The Cottages ask Naomi's husband, Sean, whether he notices anything different about Naomi's eyelids. He says that her right one seems to be drooping a little, but that she is tired. Except that would make both of her eyelids droop, unless it's just the right half of her body that's tired, while the left remains awake and alert. Sure thing, Sean. Idiot. Chase sticks a viewer-thing down Naomi's throat and reports that he sees swelling, which is what was closing off Naomi's esophagus. Foreman says that they'll need to do an x-ray. They aren't advisable for pregnant woman, but this is so important that they have to do it anyway.
Wilson, actually acting in his oncologist capacity, takes a look at the x-rays. The news is bad.

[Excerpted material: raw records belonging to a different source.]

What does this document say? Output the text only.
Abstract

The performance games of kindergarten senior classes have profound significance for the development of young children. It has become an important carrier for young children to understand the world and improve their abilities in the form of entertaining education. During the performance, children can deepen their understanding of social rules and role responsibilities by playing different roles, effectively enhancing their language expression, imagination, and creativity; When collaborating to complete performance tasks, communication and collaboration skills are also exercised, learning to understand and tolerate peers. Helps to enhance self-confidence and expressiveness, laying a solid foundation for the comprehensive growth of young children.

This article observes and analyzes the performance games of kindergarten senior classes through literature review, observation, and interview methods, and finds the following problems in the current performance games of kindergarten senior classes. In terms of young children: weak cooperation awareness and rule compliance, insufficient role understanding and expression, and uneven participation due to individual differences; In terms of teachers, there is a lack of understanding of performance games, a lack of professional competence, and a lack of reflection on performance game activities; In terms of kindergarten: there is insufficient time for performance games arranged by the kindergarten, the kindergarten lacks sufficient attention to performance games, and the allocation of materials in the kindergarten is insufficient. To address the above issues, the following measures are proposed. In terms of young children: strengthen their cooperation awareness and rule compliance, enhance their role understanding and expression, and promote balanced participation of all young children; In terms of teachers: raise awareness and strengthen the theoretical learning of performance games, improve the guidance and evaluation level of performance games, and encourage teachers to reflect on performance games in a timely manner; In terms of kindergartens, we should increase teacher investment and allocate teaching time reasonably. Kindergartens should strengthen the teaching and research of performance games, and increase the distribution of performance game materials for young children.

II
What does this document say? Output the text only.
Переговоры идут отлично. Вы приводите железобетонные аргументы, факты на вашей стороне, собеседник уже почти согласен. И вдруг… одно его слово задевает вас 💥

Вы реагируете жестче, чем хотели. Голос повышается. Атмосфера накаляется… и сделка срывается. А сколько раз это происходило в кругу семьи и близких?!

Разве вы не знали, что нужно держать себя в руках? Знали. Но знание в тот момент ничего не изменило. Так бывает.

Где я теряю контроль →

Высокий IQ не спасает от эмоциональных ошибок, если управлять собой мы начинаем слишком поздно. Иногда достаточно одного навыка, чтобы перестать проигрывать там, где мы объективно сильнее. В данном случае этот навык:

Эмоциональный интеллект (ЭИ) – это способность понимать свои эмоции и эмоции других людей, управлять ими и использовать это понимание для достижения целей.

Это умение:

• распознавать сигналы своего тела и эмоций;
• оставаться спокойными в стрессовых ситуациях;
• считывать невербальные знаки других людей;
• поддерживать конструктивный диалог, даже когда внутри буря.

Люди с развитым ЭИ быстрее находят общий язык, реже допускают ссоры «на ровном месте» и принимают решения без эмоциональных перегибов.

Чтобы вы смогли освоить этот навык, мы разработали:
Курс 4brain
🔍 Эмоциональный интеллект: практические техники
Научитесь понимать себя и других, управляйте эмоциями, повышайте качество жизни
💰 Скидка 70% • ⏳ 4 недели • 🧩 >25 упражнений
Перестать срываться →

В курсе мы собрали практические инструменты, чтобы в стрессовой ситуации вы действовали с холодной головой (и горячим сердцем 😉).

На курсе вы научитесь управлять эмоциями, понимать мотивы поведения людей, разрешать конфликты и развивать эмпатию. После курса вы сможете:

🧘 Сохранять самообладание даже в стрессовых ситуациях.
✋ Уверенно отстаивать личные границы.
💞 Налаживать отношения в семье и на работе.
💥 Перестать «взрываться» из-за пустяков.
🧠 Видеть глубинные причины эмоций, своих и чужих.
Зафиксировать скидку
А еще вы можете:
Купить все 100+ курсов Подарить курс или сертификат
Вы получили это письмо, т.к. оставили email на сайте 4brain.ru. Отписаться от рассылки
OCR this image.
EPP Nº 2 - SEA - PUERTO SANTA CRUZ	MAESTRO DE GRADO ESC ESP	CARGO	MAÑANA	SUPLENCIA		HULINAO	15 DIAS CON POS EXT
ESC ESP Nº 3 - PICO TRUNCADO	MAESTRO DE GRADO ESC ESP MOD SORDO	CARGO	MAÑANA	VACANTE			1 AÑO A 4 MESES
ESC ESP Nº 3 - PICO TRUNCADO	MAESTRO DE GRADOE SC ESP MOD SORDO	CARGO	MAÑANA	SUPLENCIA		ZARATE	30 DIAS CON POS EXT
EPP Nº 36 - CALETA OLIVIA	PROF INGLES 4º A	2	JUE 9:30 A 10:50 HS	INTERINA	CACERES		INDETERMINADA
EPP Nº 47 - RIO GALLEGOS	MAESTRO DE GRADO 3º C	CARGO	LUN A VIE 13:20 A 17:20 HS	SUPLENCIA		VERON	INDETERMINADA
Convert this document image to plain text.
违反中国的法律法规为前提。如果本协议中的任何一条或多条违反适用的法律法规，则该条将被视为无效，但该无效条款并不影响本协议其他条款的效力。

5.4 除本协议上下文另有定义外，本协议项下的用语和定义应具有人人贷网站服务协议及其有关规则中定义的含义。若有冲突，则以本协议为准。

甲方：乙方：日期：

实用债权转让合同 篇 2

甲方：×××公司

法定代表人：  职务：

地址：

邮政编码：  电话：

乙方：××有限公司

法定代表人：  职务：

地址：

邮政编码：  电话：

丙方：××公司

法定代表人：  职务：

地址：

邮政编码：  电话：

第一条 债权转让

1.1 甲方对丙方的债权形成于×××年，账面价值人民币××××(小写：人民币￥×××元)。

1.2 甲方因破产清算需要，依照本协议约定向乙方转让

Wilson shows the same films to Naomi and Sean, and says that Naomi has small cell lung cancer, which hasn't metastasized but is inoperable. Sean asks how lung cancer could have given his wife kidney and brain problems, and Wilson explains paraneoplastic syndrome. Her droopy eyelid is from something related to that, called Lambert-Eaton syndrome, which is associated with small cell lung cancer and was why House told the Cottages to check her eyelids. He's so smart. The couple asks about treatment options, and Wilson says that there really aren't any; small cell cancer is very aggressive, with a five-year survival rate of only 10\%. They'll have to start chemo and radiation as soon as possible, which means that Naomi will have to have a C-section sooner than that. The chances that her baby will survive at twenty-eight weeks are 80\%, which, while better than Naomi's chances, still aren't good enough for her, because an 80\% chance that her baby will live means that there's a 20\% chance that he'll die. Naomi asks what will happen if she waits on the chemo and allows the baby to grow, and Wilson says that the baby's chances of survival will improve, but that Naomi's will keep dropping. She only has two to four months to live without treatment, so she really can't wait two months to deliver a baby. Even so, Naomi wants to wait as long as possible. Yes, because I'm sure that her cancer-ridden, autoimmune-syndrome-having body makes for a healthy and nurturing womb. Sean tells Naomi she's not thinking right, and that he doesn't want her to die for their baby. Wilson agrees that putting treatment off, even if it's just for a week, could be the difference between Naomi's living and dying. But Naomi will not change her mind.